Introduction
Slides of this section
1 Structure and workflow of the tutorial
The workflow of a typical corpus-based study is generally as in the image below.
The sections and their links can be found in the Table of Contents on the left in addition to the table below.
Chapter and content | Link |
---|---|
Chapter 1: Getting started | |
Download and install R/RStudio | link |
Presentation of R/RStudio | link |
Working with markdown files | link |
Chapter 2: Let’s get our data | |
Understanding where the data are on the Internet | link |
Scraping the data from the web with R | link |
Chapter 3: Cleaning and analyzing the data | |
Preprocess the data: Cleaning and transformations | link |
Analyzing the data | link |
The picture and table above show what this tutorial will cover. In other words, this tutorial will not discuss the fundamental concepts of corpus linguistics, how to ask a research question and how to motivate it. If you are interested in it, you can read the book published by Anatol Stefanowitsch in 2020, available for free here. This tutorial will also not discuss advanced statistical methods in corpus linguistics, such as classification analyses or vector space representations.

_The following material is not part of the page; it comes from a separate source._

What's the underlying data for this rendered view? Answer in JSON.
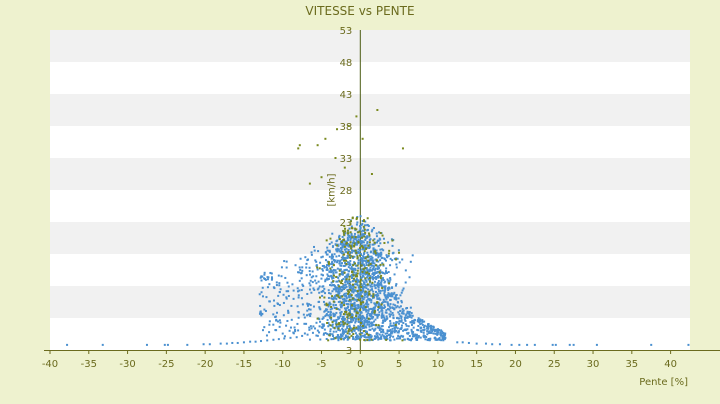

2 How to get through the exercises
The best (if not only) way to learn how to use programming language is just with practice. There are two ways to do so throughout the tutorial. In either case, I highly recommend to use markdown scripts (to know more about markdown scripts, you can refer to Section 1.3.
- I will provide at the beginning of each section a markdown file prefilled with the structure of the section. You can download this file and open it with R, and just paste the codes at the relevant sections of the script.
- Alternatively, you may wish to write the script yourself, and to work based on the codes in each section. This is also a great way to learn how to structure a markdown file alone!